You may find examples in
http://de.wikipedia.org/w/index.php?title=Spezial:Log&type=delete&user=&page=&limit=500&offset=50
Look for entries in 1-may-2005 3:45 - 3:55 h ("K.D.St.V. CarοIus Маgnus").
Please view this text in html code. Examples:
<a
href="/w/index.php?title=%CE%9A.D.%D0%85t.V._%D0%A1arolu%D1%95_%D0%9Ca%C9%A1nu%D1%95&action=edit"
<a
href="/w/index.php?title=%CE%9A.D.%D0%85t.V._%D0%A1arolu%D1%95_Magnus&action=edit"
<a
href="/w/index.php?title=%CE%9A.D.%D0%85t.V._%D0%A1arolus_%CE%9Cagnu%D1%95&action=edit"
tsor (administrator of german WP)
foenyx wrote:
(In reply to comment #5)
There is another problem with UTF8 titles. The representation of a character in
a foreign codepage looks like a normal character in out codepage.
I reopened the bug 2042 as it's not exactly the same.
(this bug is a subset of bug 2042 only about homograph pair of whitespaces)
rickblock wrote:
Curly vs. straight quotes have been causing confusion at en lately as well.
foenyx wrote:
(In reply to comment #7)
Curly vs. straight quotes have been causing confusion at en lately as well.

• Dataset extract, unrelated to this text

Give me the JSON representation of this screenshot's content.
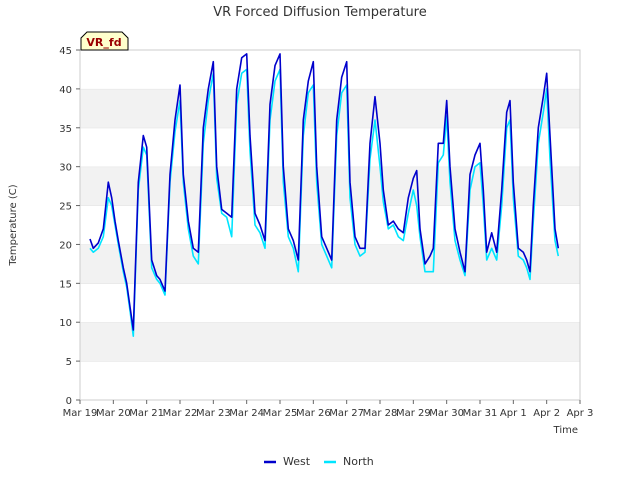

this bug is for whitespace characters, the quotes confusion is probably more
suited for the bug 2042
ayg wrote:
Before anything is done on this, obviously a check needs to be run on the various wikis to see if they use these. It seems probable that IDEOGRAPHIC SPACE, for instance, should not be blacklisted. In general, there are various reasons to use various types of spaces, and I think it would be best if these were normalized for storage but not blacklisted, so you can't have two article names that differ only in the type or number of spaces used but you can still have unusual spaces in character titles. This should be part of the eventual move to case-insensitivity for titles (bug 453).